A clear lesson of this financial crisis is that the safeguards that were place were too weak. But reinforcement is not free. Fortunately, the short-term costs are likely to be small and transitory, while the benefits of a stronger and healthier financial system will be around for years to come.

References

Basel Committee on Banking Supervision (2010), An assessment of the long-term economic impact of the new regulatory framework, August.

Elliott, D (2009), “Quantifying the effects on lending of increased capital requirements”, Pew Financial Reform Project Briefing Paper 7.

Institute of International Finance (2010), Interim Report on the Cumulative Impact on the Global Economy of Proposed Changes in the Banking Regulatory Framework, June.

S Hanson, A Kashyap, and J Stein (forthcoming): “A Macroprudential Approach to Financial Regulation”, Journal of Economic Perspectives.

Macroeconomic Assessment Group of the Financial Stability Board and Basel Committee on Banking Supervision (2010), Assessing the macroeconomic impact of the transition to stronger capital and liquidity requirements, Bank for International Settlements, August.

Modigliani, F and M Miller (1958), “The cost of capital, corporation finance and the theory of investment”, American Economic Review, 48:261–297.


1 To understand where a number like this may come from, imagine a stylised bank with a balance sheet (where total assets equal risk-weighted assets) that has the following composition. On the liabilities side, there are deposits and debt, for which the bank pays an average of 5%, and capital, with a return of 15%. Assets are composed of two thirds loans and one third a combination of securities and cash (reserves).
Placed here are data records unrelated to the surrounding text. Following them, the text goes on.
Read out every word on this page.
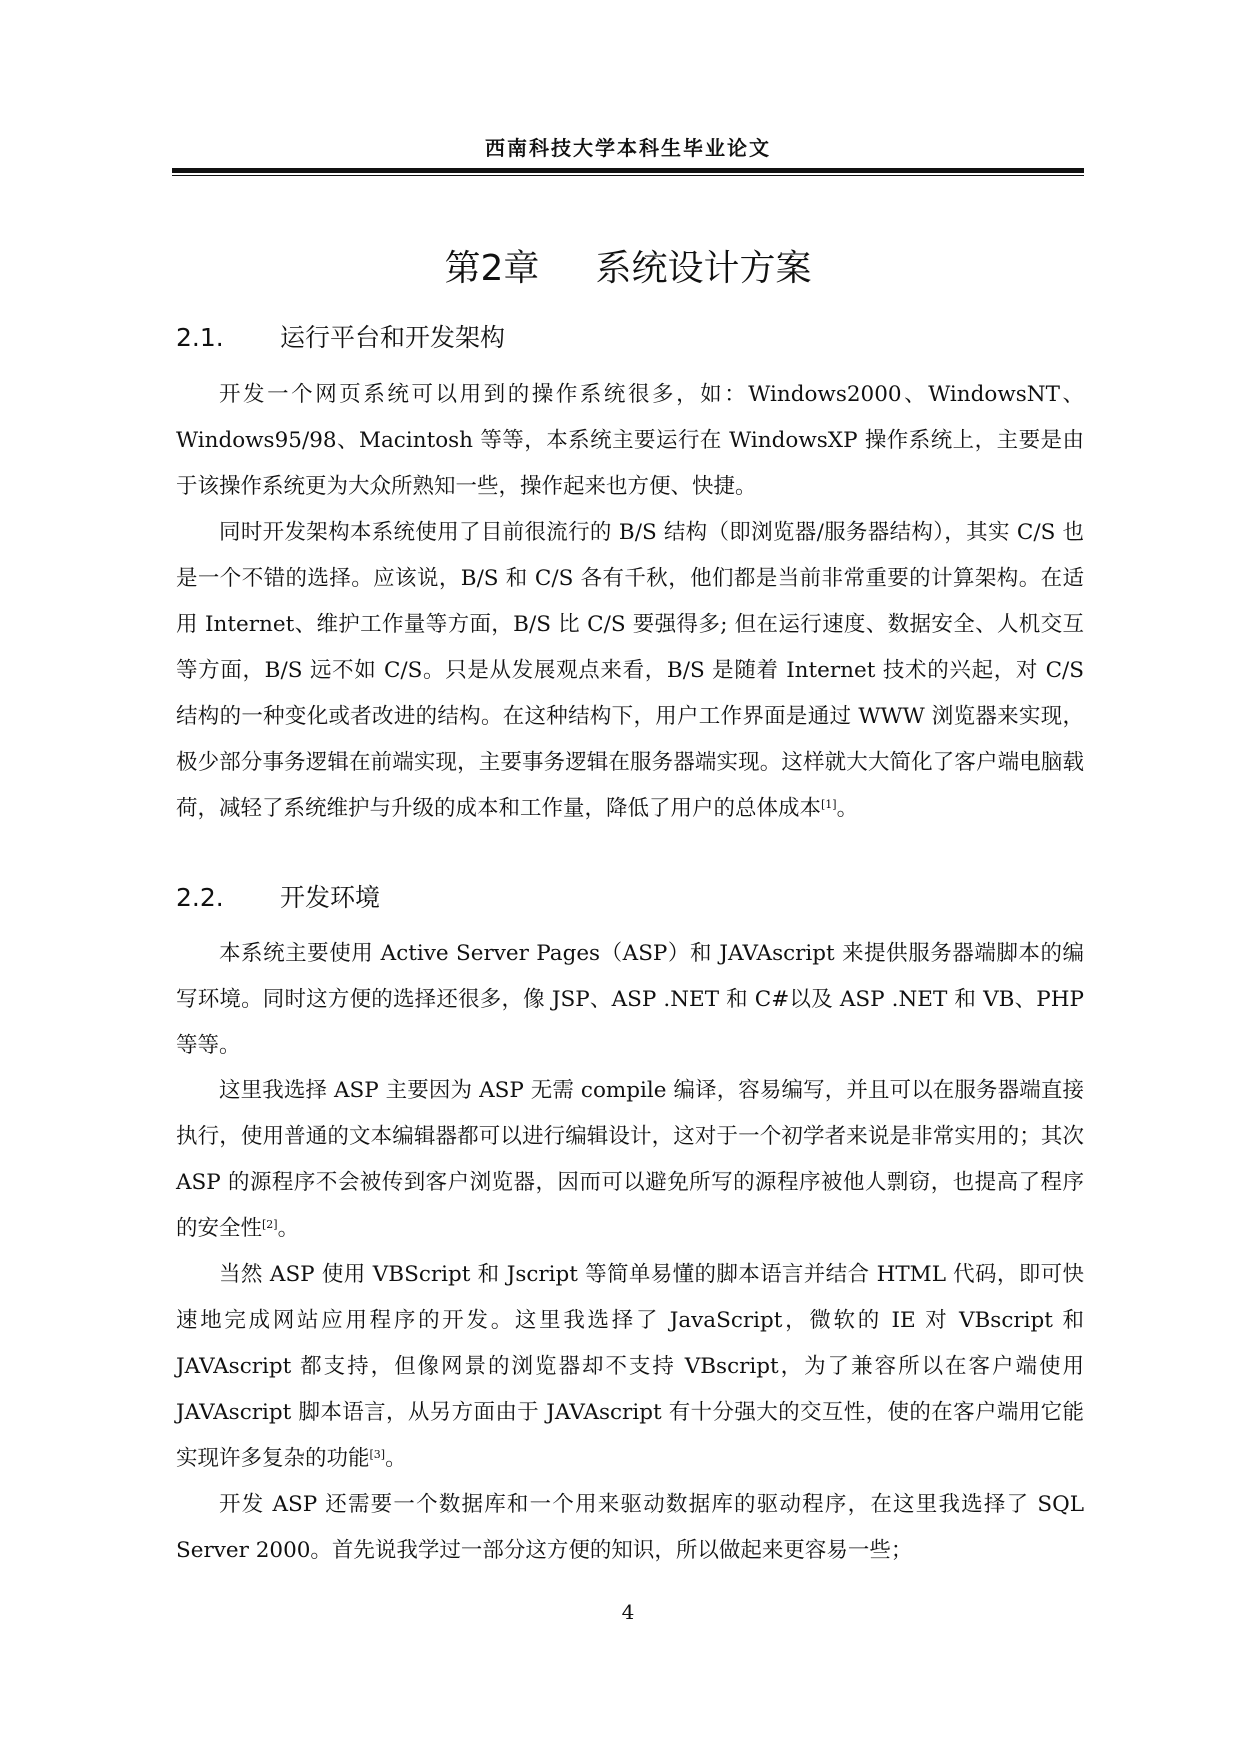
西南科技大学本科生毕业论文
第2章 系统设计方案
2.1. 运行平台和开发架构
开发一个网页系统可以用到的操作系统很多，如：Windows2000、WindowsNT、Windows95/98、Macintosh 等等，本系统主要运行在 WindowsXP 操作系统上，主要是由于该操作系统更为大众所熟知一些，操作起来也方便、快捷。
同时开发架构本系统使用了目前很流行的 B/S 结构（即浏览器/服务器结构），其实 C/S 也是一个不错的选择。应该说，B/S 和 C/S 各有千秋，他们都是当前非常重要的计算架构。在适用 Internet、维护工作量等方面，B/S 比 C/S 要强得多; 但在运行速度、数据安全、人机交互等方面，B/S 远不如 C/S。只是从发展观点来看，B/S 是随着 Internet 技术的兴起，对 C/S 结构的一种变化或者改进的结构。在这种结构下，用户工作界面是通过 WWW 浏览器来实现，极少部分事务逻辑在前端实现，主要事务逻辑在服务器端实现。这样就大大简化了客户端电脑载荷，减轻了系统维护与升级的成本和工作量，降低了用户的总体成本[1]。
2.2. 开发环境
本系统主要使用 Active Server Pages（ASP）和 JAVAscript 来提供服务器端脚本的编写环境。同时这方便的选择还很多，像 JSP、ASP .NET 和 C#以及 ASP .NET 和 VB、PHP 等等。
这里我选择 ASP 主要因为 ASP 无需 compile 编译，容易编写，并且可以在服务器端直接执行，使用普通的文本编辑器都可以进行编辑设计，这对于一个初学者来说是非常实用的；其次 ASP 的源程序不会被传到客户浏览器，因而可以避免所写的源程序被他人剽窃，也提高了程序的安全性[2]。
当然 ASP 使用 VBScript 和 Jscript 等简单易懂的脚本语言并结合 HTML 代码，即可快速地完成网站应用程序的开发。这里我选择了 JavaScript，微软的 IE 对 VBscript 和 JAVAscript 都支持，但像网景的浏览器却不支持 VBscript，为了兼容所以在客户端使用 JAVAscript 脚本语言，从另方面由于 JAVAscript 有十分强大的交互性，使的在客户端用它能实现许多复杂的功能[3]。
开发 ASP 还需要一个数据库和一个用来驱动数据库的驱动程序，在这里我选择了 SQL Server 2000。首先说我学过一部分这方便的知识，所以做起来更容易一些；
4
Now consider an increase in the capital ratio of 1 percentage point. This raises the cost of funds (the weighted average cost of capital plus deposits and debt) by 10 basis points. To maintain return on equity at 15%, the bank must recover this cost increase by raising the return on its assets. If this is done solely by raising rates charged to borrowers, since loans are two thirds of assets, it must raise lending rates by 15 basis points – a number close to that in the MAG report and obtained by Elliott (2009).